Well, now the pain is managed, most days, and some things have become clearer. Still a work-in-progress though, like everyone.
I try to remember what I thought, going back to childhood, when I only saw a small siting of what life could or would be like. I can’t really remember if I thought anything for sure, but I did have a flashback while playing with the toy crib I had for my dolls, as a little girl, with the little girl that is now my five-year-old niece.
I thought that by this time in life I’d have a family of my own, a university education, and a job. I didn’t take into account the years of daily physical roadblocks, adding to the already difficult road I’ve walked, living with disability.
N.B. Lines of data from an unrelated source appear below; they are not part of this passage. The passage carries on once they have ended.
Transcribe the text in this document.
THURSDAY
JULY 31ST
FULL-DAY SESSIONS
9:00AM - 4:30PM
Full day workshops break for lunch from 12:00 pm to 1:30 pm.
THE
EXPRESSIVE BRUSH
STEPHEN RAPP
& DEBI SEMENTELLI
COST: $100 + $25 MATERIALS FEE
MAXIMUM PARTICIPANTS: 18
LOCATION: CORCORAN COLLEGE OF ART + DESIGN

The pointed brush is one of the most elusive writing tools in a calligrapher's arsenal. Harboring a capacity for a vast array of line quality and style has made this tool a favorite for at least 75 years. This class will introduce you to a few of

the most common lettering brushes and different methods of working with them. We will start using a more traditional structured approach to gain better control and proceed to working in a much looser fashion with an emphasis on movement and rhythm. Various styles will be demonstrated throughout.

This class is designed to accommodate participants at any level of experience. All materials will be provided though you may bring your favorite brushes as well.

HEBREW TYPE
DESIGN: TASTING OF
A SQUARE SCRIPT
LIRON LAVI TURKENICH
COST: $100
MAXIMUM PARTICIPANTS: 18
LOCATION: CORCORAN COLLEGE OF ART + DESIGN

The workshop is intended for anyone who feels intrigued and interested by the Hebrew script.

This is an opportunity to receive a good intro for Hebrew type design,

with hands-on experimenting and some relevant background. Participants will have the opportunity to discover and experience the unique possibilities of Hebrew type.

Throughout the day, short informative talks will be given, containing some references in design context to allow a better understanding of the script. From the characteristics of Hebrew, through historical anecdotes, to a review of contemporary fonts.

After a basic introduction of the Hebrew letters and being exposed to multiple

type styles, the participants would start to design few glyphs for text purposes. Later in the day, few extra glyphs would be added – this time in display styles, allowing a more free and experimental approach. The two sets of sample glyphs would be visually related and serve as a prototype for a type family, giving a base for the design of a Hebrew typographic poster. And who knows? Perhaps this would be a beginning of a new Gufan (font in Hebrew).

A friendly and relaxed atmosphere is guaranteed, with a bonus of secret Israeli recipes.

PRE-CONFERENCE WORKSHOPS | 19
I don’t have the education I’d like, one which may have helped me get a career of some kind. It took me my twenties to even figure out what I was good at. I messed up a lot and made some lousy decisions during those years, all with a relentless daily pain that would not dissipate.
I did think I’d have a family of my own, one as great as mine that I already have. I see what my brother and sister have, trials and tribulations and all, and I still want to find it for myself. That’s why lines like the one above, from that other visually impaired girl’s own story, that’s why they hit me hard. I have those same doubts and always have. Why would anyone, any guy want me for a life partner?
I know the sorts of goals I have now, mostly in writing, travel, and public awareness of equality, but this week’s FTSF question isn’t about what our lives are like, in the present.
As a kid I didn’t know how important writing would become to me. I hadn’t yet figured that out. I did know, as hard as I tried to let it be just one other quirk of mine, that I was “different” and would always have to work a little harder to be seen and heard.
I guess I thought I’d still see what I saw back then and I didn’t take into account the things I know now that, back then, there’s no way I could have known.
The other night, out at dinner, I overheard a group of men at a table nearby. I couldn’t help but overhear their discussion, as it moved so gracefully from their favourite movies to talk of mortgage payments.
Then it hit me. These men were likely around my age, thirties sometime anyway. This is it. This is adulthood and, most days, I hardly feel like I am up to the challenge.
Then, something comes up to remind me and I panic that I am doing it all wrong. I know hardly any of us can honestly say they are exactly where they thought they would be, if you’d asked them when they were younger. I am not alone, but I feel alone, in this adulthood thing, a lot of the time.
This is it and I still have hope that things will change. I have big plans and dreams. I know focusing on myself is the key right now, which can be lonely sometimes, but that I hope will pay off. The future isn’t quite so dark and dreary as it once may have been, but the challenge is greater, in many ways. Let’s just hope I’m up to the task because time doesn’t stand still and wait for you to catch up.
for all that comes along with this week’s highly thought provoking sentence starter.
Now my head hurts, likely from thinking about this continuation of the question of high school yearbooks everywhere, but also because I get headaches anyway. I don’t have all the energy necessary to keep up with time, so I think I will just walk fast, for a little while, and see where that gets me. Ask me again in about ten years.
Back to watching more “Fuller House” episodes for a while. Boy, did Danny’s voice get higher or what. (Review on the show’s update to come.)